Il est surnommé "Niangal Sall" en wolof , "sévère Sall". L'ex-Premier ministre d'Abdoulaye Wade est connu pour être introverti, certain estimant qu'il manque de charisme. Il a pourtant été élu dimanche à la tête du Sénégal. Longtemps considéré comme "l'apprenti" du vieux lion, cet ingénieur et géophysicien de formation, incarne ainsi le changement après 12 ans de règne sans partage du clan Wade.
"Je serai le président de tous les Sénégalais", a promis Macky Sall dimanche soir. "Ce soir une ère nouvelle commence pour le Sénégal", s'est félicité le vainqueur du scrutin, qui lui aussi a salué la maturité des électeurs et de la démocratie sénégalaise. "L'ampleur de cette victoire aux allures de plébiscite exprime l'immensité des attentes de la population, j'en prends toute la mesure. Ensemble, nous allons nous atteler au travail", a-t-il conclu.
"Je serai le président de tous les Sénégalais" :
Quinquagénaire issu d'une famille très modeste de quatre enfants, il est tombé très tôt dans le chaudron de la politique. Forgé par le mouvement marxiste de Landing Savané, And jëf, il finit par rapidement tourner le dos à la gauche. Le pragmatique Macky Sall rejoint alors le camp libéral. En 1983, il "débute son compagnonnage avec Wade", raconte Slate Afrique.
Une ascension fulgurante
Pour le jeune Macky Sall, Abdoulaye Wade est le seul à pouvoir mettre un terme au régime d'Abou Diouf. En une petite décennie, Macky Sall s'impose comme l'une des figures incontournables du Parti démocratique sénégalais. La raison ? Il ne fait d’ombre à personne et reste dans le sillage des ténors du parti.
En mai 2001, il entre pour la première fois dans un gouvernement. Et pas des moindres, celui de son mentor. Alors directeur général de la Société des pétroles du Sénéga, Abdoulaye Wade lui confie le portefeuille des Mines, de l'Energie et de l'Hydraulique. Son ascension est fulgurante. Macky Sall enchaîne les maroquins dont celui de l'Intérieur en 2003. En avril 2004, c'est l'heure de la consécration. Son pygmalion le nomme alors Premier ministre, un poste qu'il quittera en juin 2007 pour devenir président de l’Assemblée nationale.
Le temps de la disgrâce
C'est alors que les ennuis commencent. En 2008, le président de l'Assemblée nationale convoque devant les députés le fils du président, Karim Wade alors à la tête d'une agence chargée des travaux pour un sommet islamique de mars 2007 à Dakar. Perçue comme un "piège", cette convocation dont le chef de l'Etat n'a pas été informé, entraîne rapidement sa chute. Grâce au vote d'une nouvelle loi, les partisans de Wade font passer son mandat de cinq à un an.
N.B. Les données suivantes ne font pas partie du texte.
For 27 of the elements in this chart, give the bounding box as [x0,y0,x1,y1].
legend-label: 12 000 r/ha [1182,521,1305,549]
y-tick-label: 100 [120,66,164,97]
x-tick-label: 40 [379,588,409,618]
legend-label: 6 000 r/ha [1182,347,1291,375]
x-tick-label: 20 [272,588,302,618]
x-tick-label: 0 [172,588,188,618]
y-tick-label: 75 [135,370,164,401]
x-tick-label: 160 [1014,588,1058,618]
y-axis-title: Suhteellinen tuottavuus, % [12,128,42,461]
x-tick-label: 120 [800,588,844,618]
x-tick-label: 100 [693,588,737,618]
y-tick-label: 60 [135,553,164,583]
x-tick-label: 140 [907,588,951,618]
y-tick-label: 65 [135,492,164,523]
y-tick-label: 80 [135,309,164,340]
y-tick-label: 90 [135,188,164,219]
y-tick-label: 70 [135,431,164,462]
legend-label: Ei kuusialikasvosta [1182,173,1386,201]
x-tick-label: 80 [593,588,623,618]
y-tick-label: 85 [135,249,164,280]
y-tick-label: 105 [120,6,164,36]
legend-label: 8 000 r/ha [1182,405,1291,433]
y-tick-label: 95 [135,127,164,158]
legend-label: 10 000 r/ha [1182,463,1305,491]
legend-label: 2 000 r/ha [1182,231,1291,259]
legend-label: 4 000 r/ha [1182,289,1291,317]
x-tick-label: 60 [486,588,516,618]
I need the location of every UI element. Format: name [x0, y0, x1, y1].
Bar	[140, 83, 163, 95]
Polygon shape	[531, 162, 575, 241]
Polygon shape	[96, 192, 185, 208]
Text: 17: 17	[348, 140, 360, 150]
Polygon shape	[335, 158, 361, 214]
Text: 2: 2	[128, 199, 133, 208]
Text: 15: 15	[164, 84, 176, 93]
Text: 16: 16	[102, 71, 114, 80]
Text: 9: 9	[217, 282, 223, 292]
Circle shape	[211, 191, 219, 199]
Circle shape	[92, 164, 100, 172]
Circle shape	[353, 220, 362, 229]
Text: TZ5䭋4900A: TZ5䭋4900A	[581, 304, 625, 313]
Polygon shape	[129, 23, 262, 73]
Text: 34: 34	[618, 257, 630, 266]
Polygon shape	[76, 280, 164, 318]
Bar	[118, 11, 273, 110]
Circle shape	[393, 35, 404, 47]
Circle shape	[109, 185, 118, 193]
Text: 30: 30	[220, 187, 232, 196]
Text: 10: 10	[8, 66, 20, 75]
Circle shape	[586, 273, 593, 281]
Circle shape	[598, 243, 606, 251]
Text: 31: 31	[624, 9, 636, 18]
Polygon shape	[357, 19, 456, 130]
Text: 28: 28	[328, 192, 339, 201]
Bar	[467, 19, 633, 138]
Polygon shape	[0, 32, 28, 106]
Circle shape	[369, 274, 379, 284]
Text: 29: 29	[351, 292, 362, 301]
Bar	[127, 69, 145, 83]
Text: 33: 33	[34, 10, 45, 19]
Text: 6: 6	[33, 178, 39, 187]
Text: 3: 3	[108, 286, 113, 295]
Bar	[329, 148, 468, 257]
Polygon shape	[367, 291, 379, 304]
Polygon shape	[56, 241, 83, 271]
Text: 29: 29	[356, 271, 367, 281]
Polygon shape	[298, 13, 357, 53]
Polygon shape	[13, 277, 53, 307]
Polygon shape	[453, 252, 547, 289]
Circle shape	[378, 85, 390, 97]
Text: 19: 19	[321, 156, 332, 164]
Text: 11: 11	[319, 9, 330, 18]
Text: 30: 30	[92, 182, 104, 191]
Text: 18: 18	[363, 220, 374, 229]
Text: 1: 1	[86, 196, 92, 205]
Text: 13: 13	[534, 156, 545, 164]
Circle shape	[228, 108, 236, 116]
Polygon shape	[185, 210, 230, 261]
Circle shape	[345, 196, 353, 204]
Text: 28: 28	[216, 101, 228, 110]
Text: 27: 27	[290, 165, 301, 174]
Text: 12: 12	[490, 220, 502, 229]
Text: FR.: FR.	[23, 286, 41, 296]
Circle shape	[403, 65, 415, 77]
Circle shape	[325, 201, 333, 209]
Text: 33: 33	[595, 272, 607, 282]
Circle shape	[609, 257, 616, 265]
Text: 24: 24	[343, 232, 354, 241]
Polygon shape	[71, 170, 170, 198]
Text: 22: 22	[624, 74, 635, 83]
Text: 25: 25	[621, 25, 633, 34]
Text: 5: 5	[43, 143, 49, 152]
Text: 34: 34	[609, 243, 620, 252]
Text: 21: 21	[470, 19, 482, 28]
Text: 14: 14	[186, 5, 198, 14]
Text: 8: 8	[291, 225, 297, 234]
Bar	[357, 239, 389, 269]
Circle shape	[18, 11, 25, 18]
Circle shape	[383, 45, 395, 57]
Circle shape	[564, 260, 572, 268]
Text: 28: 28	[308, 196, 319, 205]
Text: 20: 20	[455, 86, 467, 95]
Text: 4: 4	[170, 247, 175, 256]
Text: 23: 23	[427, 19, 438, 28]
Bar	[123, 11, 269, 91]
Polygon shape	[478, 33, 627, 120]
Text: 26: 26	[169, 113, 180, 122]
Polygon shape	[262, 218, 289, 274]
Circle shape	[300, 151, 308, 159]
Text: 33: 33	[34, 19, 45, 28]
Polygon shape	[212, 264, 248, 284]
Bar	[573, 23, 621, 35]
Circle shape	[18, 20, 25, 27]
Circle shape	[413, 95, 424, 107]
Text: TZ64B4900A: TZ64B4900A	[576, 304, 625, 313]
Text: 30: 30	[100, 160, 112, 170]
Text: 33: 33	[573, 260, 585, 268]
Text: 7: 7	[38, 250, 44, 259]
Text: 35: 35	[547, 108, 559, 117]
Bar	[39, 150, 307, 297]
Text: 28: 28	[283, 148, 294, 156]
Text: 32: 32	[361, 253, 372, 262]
Acculé, il finit par démissionner de son perchoir et de toutes ses fonctions étatique et élective. "J'ai voulu donner un exemple de résistance républicaine", disait Macky Sall le soir de sa démission, devant plusieurs centaines de partisans. Commence alors une longue traversée du désert dont l'unique but est la reconquête du pouvoir. Il crée l'Alliance pour la République (APR), un parti libéral, sous la bannière duquel il redevient en 2009 maire de Fatick, une commune du centre du Sénégal où il est né. De plus en plus ancré dans l'opposition, Macky Sall refuse depuis lors tout compromis avec Wade, qu'il dit n'avoir pas rencontré depuis son départ du pouvoir.
Reste que le nouveau locataire du palais présidentiel divise. Si l'opposition le perçoit comme "un complice du système Wade", de nombreux Sénégalais voient en lui "l'homme qui a tenté de freiner la dévolution monarchique du pouvoir", conclut Slate Afrique.